Paris, Gallimard, (4 mars) 1957.
1 vol. (115 x 180 mm) de 231 p., [3] et 1 f. Maroquin noir, titre doré, provenance dorée en pied, contre plats et gardes de papier japon noir, tranches dorées sur témoins, couvertures et dos conservés, étui bordé (reliure signée de Clara Gevaert – [titr. Claude Ribal]).
Édition originale.
Un des exemplaires du service de presse.
Envoi signé : « à vous, mon cher René [Char], puisque sans vous point de [ROYAUME], avec toutes les pensées du cœur. Albert Camus ».
Les six nouvelles de L’Exil et le Royaume (« La femme adultère », « Le renégat », « Les muets », « L’hôte », « Jonas » et « La pierre qui pousse ») furent rédigées entre 1954 et 1955. La Chute, à l’origine, en était une septième, avant que Camus n’en fasse un roman entier. Un seul thème – celui de l’exil – y est traité de six façons différentes, depuis le monologue intérieur jusqu’au récit réaliste ; le recueil est dédié – c’est le seul – à sa femme, Francine, et présente « des hommes et des femmes [qui] sont en perpétuelle interrogation, pour ne pas dire introspection – c’est vrai partout, et peut-être plus encore prégnant encore chez Janine, ‘la femme adultère’, qui semble être exilée d’elle-même et pourtant actrice de son destin […]. ‘L’hôte’ est une nouvelle qui se termine avec cette phrase qui a valeur universelle, qui dit beaucoup de Camus lui-même : ‘Dans ce vaste pays qu’il avait tant aimé, il était seul’. Comme une confidence à son malheur. » (M. Aïssaoui, Dictionnaire amoureux d’Albert Camus, p. 164).
Précieux exemplaire de la dernière œuvre publiée de Camus avant son prix Nobel, qu’il obtiendra en octobre 1957 : il est offert à son ami, le poète René Char.
Albert Camus et René Char, c’est d’abord l’histoire d’une amitié rare, forte, exemplaire. Celle dont on rêve pour la vie. « ‘Il est des rencontres fertiles qui valent bien des aurores’, écrit le poète à l’écrivain en octobre 1947. ‘Ce que vous savez peut-être mal, c’est à quel point vous êtes un besoin pour ceux qui vous aiment et qui, sans vous, ne vaudraient pas grand-chose’, répond l’auteur du Mythe de Sisyphe » (Dictionnaire amoureux, p. 92). La première fois que Char entend le nom de Camus, il est dans le maquis de Céreste. Un ami lui donne alors L’Étranger, mais le rendez-vous est manqué, du fait des circonstances qui, comme l’écrit Char, l’empêchent d’accorder à ce livre d’un inconnu un champ suffisant de rêverie. La suite est connue, et l’amitié indéfectible, « de toujours à toujours » se poursuivra sans accrocs. « Leur correspondance est la plus belle ode à l’amitié […] Avec ces deux-là, il y a même quelque chose qui va au-delà de l’amitié, d’indéfinissable, d’indéfectible, quelque chose qui ressemble à de la noblesse de cœur. »

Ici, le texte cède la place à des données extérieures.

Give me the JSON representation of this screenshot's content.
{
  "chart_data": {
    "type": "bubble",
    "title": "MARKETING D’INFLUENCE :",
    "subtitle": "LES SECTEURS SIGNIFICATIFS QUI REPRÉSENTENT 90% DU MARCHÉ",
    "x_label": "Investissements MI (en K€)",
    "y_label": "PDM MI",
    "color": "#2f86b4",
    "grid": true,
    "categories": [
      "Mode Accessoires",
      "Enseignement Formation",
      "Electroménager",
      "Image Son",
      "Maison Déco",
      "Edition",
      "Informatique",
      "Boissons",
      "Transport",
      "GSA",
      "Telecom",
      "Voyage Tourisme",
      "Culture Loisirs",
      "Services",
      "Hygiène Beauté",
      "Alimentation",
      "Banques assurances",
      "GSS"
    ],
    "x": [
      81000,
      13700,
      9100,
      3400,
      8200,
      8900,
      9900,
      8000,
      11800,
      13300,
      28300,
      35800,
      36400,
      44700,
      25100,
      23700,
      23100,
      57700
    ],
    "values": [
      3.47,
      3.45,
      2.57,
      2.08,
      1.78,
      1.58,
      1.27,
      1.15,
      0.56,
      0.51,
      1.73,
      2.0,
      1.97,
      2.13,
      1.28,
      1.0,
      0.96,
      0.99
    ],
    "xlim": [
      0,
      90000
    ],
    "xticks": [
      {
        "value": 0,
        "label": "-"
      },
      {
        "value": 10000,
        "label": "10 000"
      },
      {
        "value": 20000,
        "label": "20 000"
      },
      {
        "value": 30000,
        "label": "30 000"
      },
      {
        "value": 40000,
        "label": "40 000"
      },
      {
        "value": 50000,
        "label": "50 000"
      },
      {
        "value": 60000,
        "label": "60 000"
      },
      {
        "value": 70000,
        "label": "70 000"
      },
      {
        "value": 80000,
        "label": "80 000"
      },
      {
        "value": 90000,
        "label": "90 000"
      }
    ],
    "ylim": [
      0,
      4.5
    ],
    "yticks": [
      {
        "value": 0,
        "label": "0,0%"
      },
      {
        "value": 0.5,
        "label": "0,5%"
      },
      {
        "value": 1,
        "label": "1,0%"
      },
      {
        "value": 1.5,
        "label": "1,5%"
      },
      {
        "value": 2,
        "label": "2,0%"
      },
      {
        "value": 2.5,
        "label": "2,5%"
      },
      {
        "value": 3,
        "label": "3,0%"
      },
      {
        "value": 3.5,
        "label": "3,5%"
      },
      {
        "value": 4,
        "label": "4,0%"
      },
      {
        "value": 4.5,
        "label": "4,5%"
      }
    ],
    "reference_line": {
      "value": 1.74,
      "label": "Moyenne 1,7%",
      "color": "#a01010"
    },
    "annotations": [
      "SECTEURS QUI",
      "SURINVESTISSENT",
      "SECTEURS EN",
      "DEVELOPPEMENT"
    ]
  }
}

À l’annonce du Nobel, Char écrira à son ami, accompagnant sa lettre d’un objet qui lui donne toute sa valeur : « J’espère, je crois que l’on ne nous dit pas ce qui ne sera pas. Donc cette assurance dans la presse m’incite déjà sans réserve à me réjouir et à trouver ce jeudi 17 octobre 1957 le meilleur, le plus éclairé, oui le meilleur jour depuis longtemps pour moi entre tant de jours désespérants. Je vous prie d’accepter, en souvenir d’aujourd’hui, cette petite boîte qui me sauva la vie jadis dans le Maquis et que j’ai conservée comme une relique vraiment intime. Je vous presse la main fort, affectueusement, fraternellement » (17 octobre 1957, in Correspondance).
Précieux et rare exemplaire offert à son indéfectible ami et « frère de planète ».
Notons qu’Albert Camus offrira à son ami un second exemplaire en lendemain du Nobel, le 17 octobre 1957 : un exemplaire du tirage de la “collection soleil”,
” Pour lui dire ma fidélité et mon fraternel attachement“.
Parfaite reliure janséniste de Clara Gevaert.